Le vrai danger de l’AFD est là : dans sa capacité à fédérer, des néo-nazis aux conservateurs. Le parti d’Angela Merkel, réélue hier soir à la tête de l’Allemagne, a désormais une responsabilité historique. Celle d’empêcher que ne se constitue, à sa droite, une force politique portée par l’extrémisme et agrégeant les mécontents venus de toutes parts. L’AFD, grimé en parti nationaliste et eurosceptique, est le faux nez d’une tradition politique que l’on avait cru, Outre-Rhin, disparue dans les ruines du Führerbunker le 30 avril 1945. Il serait idiot de crier au retour d’Adolf Hitler. Mais il serait tout aussi idiot de fermer les yeux en refusant de regarder la réalité en face. La mécanique des extrémismes identitaires obéit à une règle immuable : celle des « Marches » qu’elle franchit, les unes après les autres, pour atteindre ses objectifs. Hier soir, une marche supplémentaire a été franchie en Allemagne et nous invite à la lucidité : tout ne se règle pas en traitant les problèmes économiques. La prospérité de l’Allemagne, avec 3,9% de chômage, vient contredire les tenants de cette thèse. Comme en Hongrie ou en Autriche, la situation économique n’explique pas le retour des idéologies extrémistes.

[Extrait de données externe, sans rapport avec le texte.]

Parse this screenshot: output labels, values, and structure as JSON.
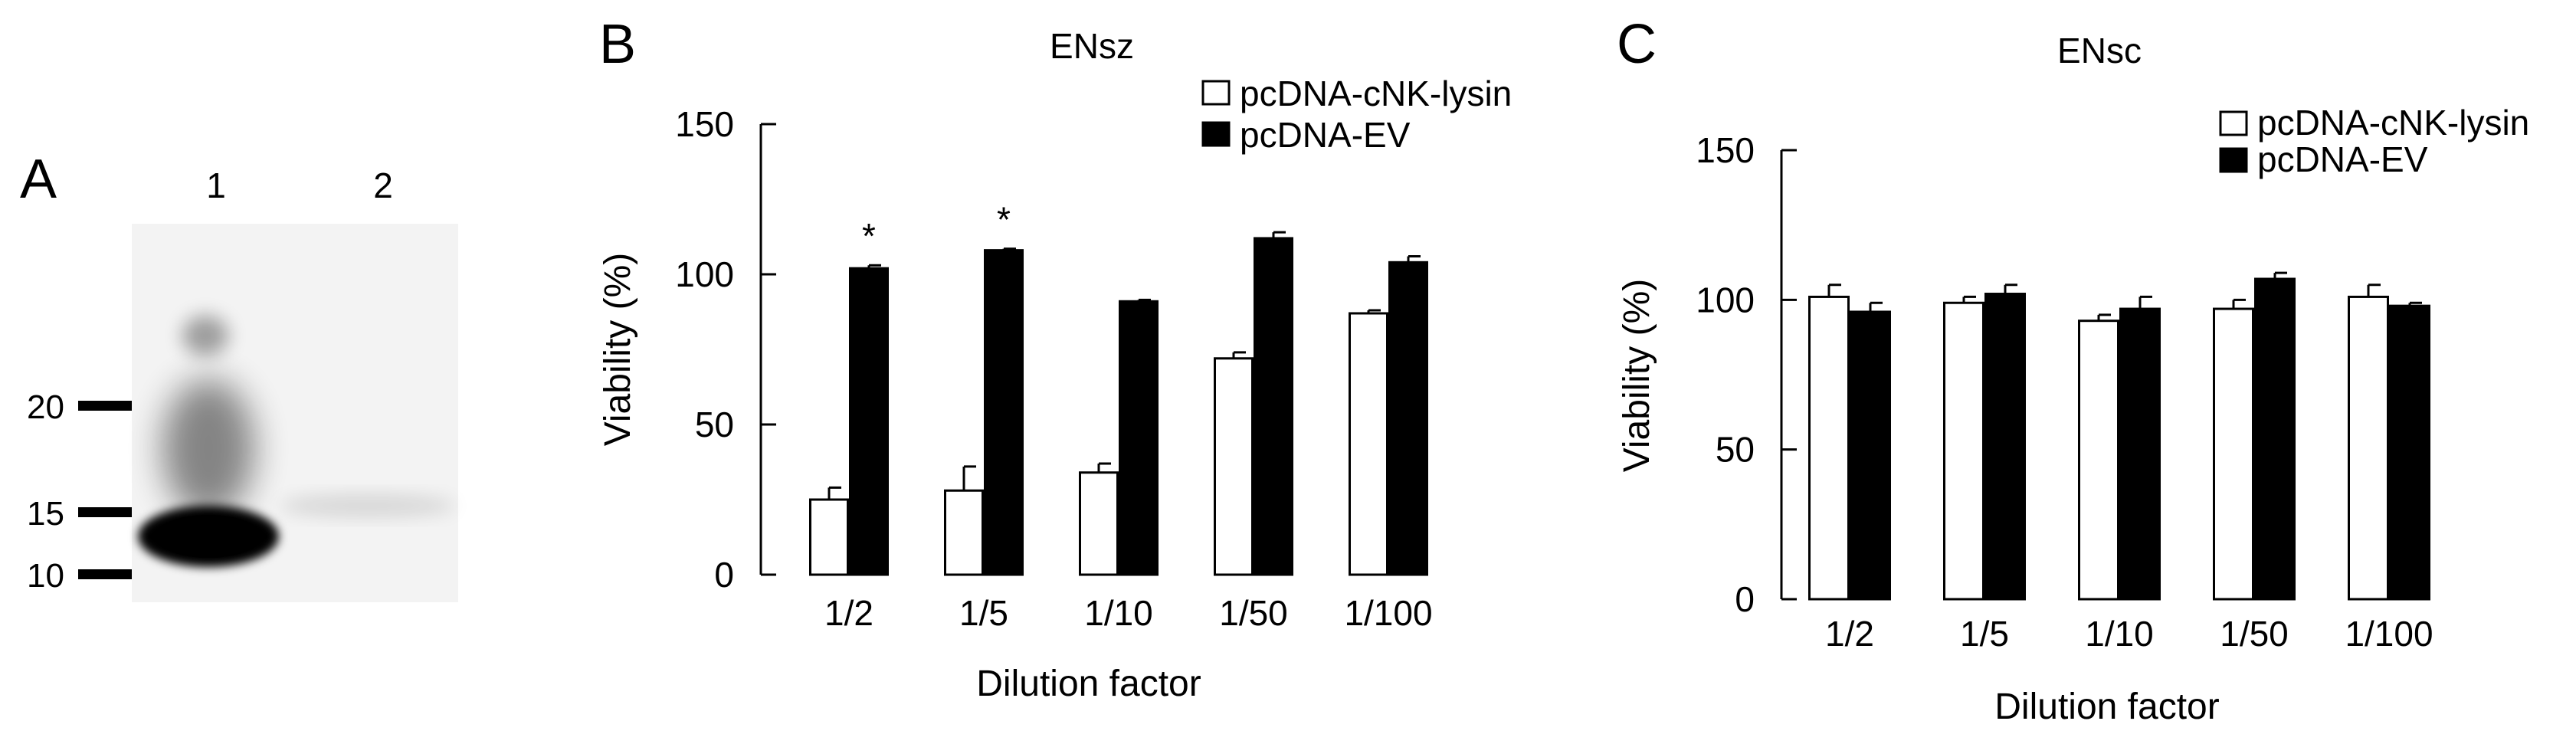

L’insécurité culturelle et l’angoisse identitaire conduit des millions de citoyens à se jeter dans les bras de formations politiques xénophobes, racistes et antisémites. Il faudra bien songer à leur apporter une réponse politique démocratique et universaliste, faute de quoi nous nous préparons, collectivement, des lendemains douloureux.